|Perl: the Markov chain saw|
I tried running your code for about half an hour it did not produce any result thus efficiency is still an issue here.
Given the larger sample of data that you gave for the first file, it's clear that the code in my initial reply wasn't working as intended. Sorry about that. I'll give it one more try and let you know how that comes out, but in the meantime...
What'd you guys say about trying DBDsqlite or mysql for this task would the overhead be more or less??

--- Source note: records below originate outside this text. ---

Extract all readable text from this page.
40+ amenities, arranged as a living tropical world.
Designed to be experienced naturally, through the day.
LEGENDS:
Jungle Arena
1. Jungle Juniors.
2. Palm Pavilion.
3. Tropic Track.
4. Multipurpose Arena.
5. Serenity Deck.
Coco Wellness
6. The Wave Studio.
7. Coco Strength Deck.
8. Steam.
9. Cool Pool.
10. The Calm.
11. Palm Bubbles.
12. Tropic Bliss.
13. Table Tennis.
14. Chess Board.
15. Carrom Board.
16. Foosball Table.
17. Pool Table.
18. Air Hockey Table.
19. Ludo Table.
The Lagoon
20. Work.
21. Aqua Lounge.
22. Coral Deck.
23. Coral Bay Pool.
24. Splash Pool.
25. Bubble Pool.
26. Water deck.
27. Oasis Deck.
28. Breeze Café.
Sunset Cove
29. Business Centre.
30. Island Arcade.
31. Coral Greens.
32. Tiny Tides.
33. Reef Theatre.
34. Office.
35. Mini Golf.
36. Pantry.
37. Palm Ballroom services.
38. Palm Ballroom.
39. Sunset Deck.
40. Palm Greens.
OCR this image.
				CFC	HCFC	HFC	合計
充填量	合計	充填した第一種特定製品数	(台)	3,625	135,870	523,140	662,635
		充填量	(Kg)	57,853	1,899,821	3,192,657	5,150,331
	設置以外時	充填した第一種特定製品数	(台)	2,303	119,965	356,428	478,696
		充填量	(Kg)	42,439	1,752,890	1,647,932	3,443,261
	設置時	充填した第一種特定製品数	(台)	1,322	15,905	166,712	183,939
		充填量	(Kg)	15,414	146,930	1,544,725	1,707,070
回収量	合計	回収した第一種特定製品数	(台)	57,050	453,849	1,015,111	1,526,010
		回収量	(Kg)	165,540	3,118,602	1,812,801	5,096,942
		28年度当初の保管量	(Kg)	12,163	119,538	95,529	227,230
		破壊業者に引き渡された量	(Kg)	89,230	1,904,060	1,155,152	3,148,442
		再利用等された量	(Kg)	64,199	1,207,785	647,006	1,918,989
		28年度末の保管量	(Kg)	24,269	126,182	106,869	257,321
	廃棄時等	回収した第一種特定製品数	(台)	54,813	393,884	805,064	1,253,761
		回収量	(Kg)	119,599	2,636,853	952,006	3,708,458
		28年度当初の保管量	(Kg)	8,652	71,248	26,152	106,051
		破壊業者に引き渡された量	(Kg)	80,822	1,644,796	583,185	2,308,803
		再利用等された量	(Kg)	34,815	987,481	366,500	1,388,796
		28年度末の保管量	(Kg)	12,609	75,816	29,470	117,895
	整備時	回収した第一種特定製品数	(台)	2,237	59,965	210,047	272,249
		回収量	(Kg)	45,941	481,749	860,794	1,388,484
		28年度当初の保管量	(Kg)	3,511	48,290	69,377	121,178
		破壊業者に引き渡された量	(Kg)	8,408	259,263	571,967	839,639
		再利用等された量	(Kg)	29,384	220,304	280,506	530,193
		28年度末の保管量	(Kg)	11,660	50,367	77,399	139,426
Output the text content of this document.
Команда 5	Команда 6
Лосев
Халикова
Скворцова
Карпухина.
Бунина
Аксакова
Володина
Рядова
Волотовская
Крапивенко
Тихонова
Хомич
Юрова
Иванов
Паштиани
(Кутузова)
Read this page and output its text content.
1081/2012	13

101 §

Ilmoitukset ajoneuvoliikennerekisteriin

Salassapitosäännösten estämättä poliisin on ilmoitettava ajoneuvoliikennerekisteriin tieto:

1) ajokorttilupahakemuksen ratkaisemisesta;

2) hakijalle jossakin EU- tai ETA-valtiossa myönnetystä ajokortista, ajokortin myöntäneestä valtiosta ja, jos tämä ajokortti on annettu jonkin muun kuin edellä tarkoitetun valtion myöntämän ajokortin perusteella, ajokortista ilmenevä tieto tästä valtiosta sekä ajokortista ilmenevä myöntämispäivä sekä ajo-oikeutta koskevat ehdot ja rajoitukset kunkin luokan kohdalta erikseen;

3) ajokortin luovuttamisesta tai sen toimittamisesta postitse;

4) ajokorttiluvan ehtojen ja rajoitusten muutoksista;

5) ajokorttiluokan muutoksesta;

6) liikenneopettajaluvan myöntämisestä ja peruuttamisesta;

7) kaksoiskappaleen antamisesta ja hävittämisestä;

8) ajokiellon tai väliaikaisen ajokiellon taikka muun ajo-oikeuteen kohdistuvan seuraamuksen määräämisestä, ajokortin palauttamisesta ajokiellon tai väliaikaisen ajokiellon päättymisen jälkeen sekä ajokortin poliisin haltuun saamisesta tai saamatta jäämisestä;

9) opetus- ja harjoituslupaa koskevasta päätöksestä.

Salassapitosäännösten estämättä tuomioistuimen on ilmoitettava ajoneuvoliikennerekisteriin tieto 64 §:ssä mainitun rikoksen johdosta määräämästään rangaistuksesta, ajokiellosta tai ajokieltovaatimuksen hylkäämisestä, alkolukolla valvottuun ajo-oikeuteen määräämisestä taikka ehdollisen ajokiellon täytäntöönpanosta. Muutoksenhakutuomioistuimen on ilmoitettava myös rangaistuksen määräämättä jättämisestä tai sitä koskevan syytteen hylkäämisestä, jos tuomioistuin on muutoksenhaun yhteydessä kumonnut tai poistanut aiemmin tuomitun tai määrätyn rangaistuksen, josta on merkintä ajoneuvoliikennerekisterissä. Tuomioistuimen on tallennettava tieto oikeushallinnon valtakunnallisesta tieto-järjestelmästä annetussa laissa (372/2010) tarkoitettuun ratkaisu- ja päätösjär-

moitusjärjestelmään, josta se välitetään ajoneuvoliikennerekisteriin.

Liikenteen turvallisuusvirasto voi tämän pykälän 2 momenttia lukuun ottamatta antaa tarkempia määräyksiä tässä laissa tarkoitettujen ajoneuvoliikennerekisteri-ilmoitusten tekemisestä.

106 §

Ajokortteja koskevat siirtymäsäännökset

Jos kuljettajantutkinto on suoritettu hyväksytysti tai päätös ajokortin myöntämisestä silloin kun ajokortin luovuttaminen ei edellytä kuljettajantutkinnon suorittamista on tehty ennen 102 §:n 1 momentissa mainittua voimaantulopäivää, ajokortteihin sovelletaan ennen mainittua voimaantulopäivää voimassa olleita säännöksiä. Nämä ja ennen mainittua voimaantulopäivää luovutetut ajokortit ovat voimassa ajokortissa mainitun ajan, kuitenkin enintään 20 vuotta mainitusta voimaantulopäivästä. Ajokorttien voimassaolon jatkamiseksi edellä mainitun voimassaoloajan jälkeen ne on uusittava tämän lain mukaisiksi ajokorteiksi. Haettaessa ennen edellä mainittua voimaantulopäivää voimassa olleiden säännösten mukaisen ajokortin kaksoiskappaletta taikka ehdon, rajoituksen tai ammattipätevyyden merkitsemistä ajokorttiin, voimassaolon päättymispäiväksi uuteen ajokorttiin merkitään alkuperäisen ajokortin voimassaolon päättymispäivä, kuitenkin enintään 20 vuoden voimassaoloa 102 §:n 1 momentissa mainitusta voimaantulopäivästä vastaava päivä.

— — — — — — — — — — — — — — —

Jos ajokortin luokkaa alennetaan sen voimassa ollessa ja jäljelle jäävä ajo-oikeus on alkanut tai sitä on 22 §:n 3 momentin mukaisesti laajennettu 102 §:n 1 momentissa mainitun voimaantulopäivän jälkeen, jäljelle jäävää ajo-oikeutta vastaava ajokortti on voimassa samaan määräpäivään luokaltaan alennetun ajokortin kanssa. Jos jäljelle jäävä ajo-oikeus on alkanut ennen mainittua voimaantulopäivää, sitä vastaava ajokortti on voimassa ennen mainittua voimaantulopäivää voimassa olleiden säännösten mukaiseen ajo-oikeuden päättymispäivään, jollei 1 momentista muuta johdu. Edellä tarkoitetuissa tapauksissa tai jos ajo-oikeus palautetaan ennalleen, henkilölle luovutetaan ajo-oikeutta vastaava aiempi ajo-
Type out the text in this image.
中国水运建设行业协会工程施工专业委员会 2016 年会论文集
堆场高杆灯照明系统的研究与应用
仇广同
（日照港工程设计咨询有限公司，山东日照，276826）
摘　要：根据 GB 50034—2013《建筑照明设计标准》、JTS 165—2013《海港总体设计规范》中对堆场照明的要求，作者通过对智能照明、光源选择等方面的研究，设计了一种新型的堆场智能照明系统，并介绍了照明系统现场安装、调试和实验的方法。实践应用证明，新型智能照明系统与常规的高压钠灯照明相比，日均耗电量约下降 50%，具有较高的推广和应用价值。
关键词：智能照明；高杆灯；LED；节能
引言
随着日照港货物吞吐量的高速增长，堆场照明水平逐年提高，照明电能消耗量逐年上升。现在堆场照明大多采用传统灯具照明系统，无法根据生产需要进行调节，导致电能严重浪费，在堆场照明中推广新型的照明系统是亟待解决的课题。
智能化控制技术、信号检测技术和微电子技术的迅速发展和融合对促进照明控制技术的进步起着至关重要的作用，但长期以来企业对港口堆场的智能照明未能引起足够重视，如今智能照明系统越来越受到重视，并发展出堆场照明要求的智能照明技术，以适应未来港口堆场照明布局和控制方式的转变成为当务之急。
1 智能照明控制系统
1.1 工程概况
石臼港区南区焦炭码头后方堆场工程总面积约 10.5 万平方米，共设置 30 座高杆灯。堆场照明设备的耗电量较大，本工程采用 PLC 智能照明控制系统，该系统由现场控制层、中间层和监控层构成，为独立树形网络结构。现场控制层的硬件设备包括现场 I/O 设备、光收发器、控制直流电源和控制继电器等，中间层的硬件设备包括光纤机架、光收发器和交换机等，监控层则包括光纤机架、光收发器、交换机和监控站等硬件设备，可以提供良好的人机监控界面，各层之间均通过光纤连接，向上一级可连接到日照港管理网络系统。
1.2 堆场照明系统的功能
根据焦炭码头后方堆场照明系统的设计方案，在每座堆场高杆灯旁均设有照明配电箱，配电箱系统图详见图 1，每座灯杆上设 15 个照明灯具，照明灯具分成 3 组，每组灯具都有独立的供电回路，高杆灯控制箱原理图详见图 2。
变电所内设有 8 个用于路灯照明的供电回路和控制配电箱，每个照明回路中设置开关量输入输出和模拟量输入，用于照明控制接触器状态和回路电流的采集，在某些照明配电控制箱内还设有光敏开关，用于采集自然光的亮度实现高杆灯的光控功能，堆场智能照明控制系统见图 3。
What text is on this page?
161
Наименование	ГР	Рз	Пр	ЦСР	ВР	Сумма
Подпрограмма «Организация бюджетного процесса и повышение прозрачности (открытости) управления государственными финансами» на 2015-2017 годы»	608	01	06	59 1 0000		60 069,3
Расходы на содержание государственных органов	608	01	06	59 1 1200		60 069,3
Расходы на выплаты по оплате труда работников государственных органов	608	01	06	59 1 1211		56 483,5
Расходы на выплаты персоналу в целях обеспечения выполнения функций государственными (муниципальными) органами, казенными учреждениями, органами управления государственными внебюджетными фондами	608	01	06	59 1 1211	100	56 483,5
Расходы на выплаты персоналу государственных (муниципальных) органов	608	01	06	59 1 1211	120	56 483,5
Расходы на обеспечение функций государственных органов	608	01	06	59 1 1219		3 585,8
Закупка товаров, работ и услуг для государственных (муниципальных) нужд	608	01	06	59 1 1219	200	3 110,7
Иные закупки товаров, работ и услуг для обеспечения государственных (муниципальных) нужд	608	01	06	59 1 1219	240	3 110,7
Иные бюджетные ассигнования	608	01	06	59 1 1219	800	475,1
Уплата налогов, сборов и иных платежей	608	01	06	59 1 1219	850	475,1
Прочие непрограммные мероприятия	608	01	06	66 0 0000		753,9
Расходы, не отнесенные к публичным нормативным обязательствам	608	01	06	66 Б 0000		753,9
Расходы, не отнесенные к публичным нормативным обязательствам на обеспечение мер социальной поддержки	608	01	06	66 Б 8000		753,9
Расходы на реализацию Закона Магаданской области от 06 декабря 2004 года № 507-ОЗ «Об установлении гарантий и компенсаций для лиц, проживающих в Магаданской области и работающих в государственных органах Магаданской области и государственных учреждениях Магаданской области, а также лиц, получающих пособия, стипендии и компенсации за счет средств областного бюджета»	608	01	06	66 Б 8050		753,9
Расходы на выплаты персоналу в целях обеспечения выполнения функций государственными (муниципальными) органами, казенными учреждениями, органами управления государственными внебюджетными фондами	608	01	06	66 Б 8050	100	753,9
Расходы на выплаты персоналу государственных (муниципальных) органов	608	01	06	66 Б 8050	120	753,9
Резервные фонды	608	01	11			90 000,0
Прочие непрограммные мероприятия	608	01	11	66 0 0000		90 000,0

Actually, when you've got a clear layout of the logical structure of the inputs, the decision process and the desired outputs, it's reasonably likely that a relational-table/SQL-based solution will help a lot. It has the same prerequisites as writing a perl script in order to get the right answers: having the right way to describe the task. Once you have that, it'll probably be a lot easier to write a suitable SQL statement to express the conditions and accomplish the operations that need to be done. If nothing else, just being able to deal with relevant subsets of the data at a time, rather than having to slog through one huge, monolithic stream, would be a win.
I don't know enough about SQLite to say how good it would be with optimizing queries, but Mysql is easy to set up, easy to use, and quite effective for very large data sets (and it's very well documented). So long as you make sure to apply indexing on the table fields that get used a lot in queries, you should see pretty zippy results. You get a lot of built-in efficiency for free.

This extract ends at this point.